Allison Perry

Art Meets Science: A Profile on Dr. Michael Dobbs

Published: Jan 28, 2014

LEXINGTON, Ky. (Jan. 24, 2014) -- One doesn't expect that the chief of neurology would have a lot of downtime.  But, as Dr. Michael Dobbs explains, working as a neurologist at UK HealthCare can sometimes mean just that.


"KNI (Kentucky Neuroscience Institute) has unsurpassed expertise to treat stroke patients, and Kentucky has one of the highest rates of stroke occurrence in the nation," says Dobbs. "So I have spent more nights than I care to count consulting with physicians around the state, trying to determine whether their patients need the level of care that KNI provides. Sometimes that means I stay awake waiting for phone calls." 


Dobbs admits that he hates to be idle.  So, what to do with that middle-of-the-night free time?


He paints.


As a child, Dobbs loved to draw, but the rigors of a medical school education, a family, and a stint at Harvard University to earn a master's degree in public health foreclosed the opportunity to pursue his hobby.


While his primary interest was drawing, painting had always intrigued him. "I thought paints would be too messy, however, so I stuck with drawing," says Dobbs.


But one day in 2010, helping his daughter Catherine shop for her school art supplies, he spied a set of oil paints on clearance.  "I thought, hey, it's only $15, not much to lose there, and I bought it on a lark."


He chuckles as he shows his first attempt -- a portrait of Catherine. "I don't consider it a failure, but it wasn't the best," he laughs.  "But I still kept it. I like to use it to remind myself of the progress I've made."  


Dissatisfied with his first foray, Dobbs began to study art books -- but not Painting for Dummies.  "You know those coffee table books about art? It turns out they have a lot of useful commentary that can inform a painter as they practice and improve their skill," he explains.  "It helped make my second attempt passable." 


While portraiture fascinated him, Dobbs struggled with the time investment required for such detailed work, and so he moved on to study landscapes.  He explains that they take less time to finish -- as little as 60 minutes -- although he admits that he must sometimes return to a painting before he's satisfied. "One of my paintings, "Sunrise, Blue Ridge Mountains," took four or five extra rounds to finish, because I didn't like how I portrayed the light reflecting off a mountainside." 

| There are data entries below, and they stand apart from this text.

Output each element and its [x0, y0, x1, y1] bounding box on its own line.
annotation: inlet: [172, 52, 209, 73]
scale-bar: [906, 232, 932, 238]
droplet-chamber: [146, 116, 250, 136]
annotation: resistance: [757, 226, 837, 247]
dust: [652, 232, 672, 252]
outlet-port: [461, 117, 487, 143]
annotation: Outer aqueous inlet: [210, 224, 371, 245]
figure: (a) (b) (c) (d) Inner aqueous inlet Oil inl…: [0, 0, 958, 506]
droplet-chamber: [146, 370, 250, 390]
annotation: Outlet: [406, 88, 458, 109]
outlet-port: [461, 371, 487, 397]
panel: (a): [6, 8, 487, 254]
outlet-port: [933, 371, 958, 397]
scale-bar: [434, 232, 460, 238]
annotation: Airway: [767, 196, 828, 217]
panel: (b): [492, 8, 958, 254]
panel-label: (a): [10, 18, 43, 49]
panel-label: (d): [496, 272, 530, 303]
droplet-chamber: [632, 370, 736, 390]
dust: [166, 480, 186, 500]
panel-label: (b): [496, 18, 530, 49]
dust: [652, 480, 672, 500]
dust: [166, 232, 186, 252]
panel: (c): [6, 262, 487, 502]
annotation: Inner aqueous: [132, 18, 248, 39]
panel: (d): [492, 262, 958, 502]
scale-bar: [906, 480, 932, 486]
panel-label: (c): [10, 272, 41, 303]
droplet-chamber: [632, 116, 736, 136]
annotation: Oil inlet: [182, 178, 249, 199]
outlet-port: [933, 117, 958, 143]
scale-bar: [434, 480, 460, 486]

When Dobbs' work began to generate interest, a friend put him in touch with the National Brain Tumor Foundation, who placed his "Sunrise, Blue Ridge Mountains" in their annual fundraising auction. Dobbs remembers clearly his reaction to the call confirming his first ever sale.


"It was a very personal experience.  I still wonder --  who bought it?  Where do they live? A part of me was launched into the world, and I will likely never see it again."


The fact that UK has "officially" embraced the concept of the arts in healing through the Arts in HealthCare Program is a big deal to Dobbs, who feels the art displayed throughout the medical center enriches the experience for patients, their families, faculty and staff.


"I had a stroke patient few years ago whose family wheeled her around the hospital to look at the art," Dr. Dobbs recalls. "It clearly calmed her, and she even told her friends that she was living in a museum."


"Art in an otherwise institutional setting allows patients, family, faculty and staff to pause and take a breather from a stressful situation."


Dobbs' commitment to the Arts in HealthCare extends beyond mere admiration for the program. "I wanted to be a part of this awesome new enterprise, so I contacted Jacquie (Hamilton; Director of the UK Arts in HealthCare Program) and offered to do an exhibition of my work,"  he says. The proceeds from the sale of his art at the show, which is tentatively scheduled for the spring, will benefit the Arts in HealthCare program. 


Dobbs believes that art informs his medical practice and vice-versa.  "I like to paint loosely and without too many details," he says. "As a neurologist, I know that the viewer’s brain will fill in the details subconsciously, and I believe that allows them to contribute a more personal interpretation -- and perhaps a deeper meaning --  to the art."


This scientist/painter challenges the prevailing wisdom that science is concrete, while art is more fluid. He asserts that they are more similar than different.


"Science and art have undeniable parallels," he says.  "The interpretation of both depends on the viewer’s perspective.  Neither necessarily represents fundamental truth in nature.  Both science and art can be used to find truths, but both must be interpreted to achieve significance."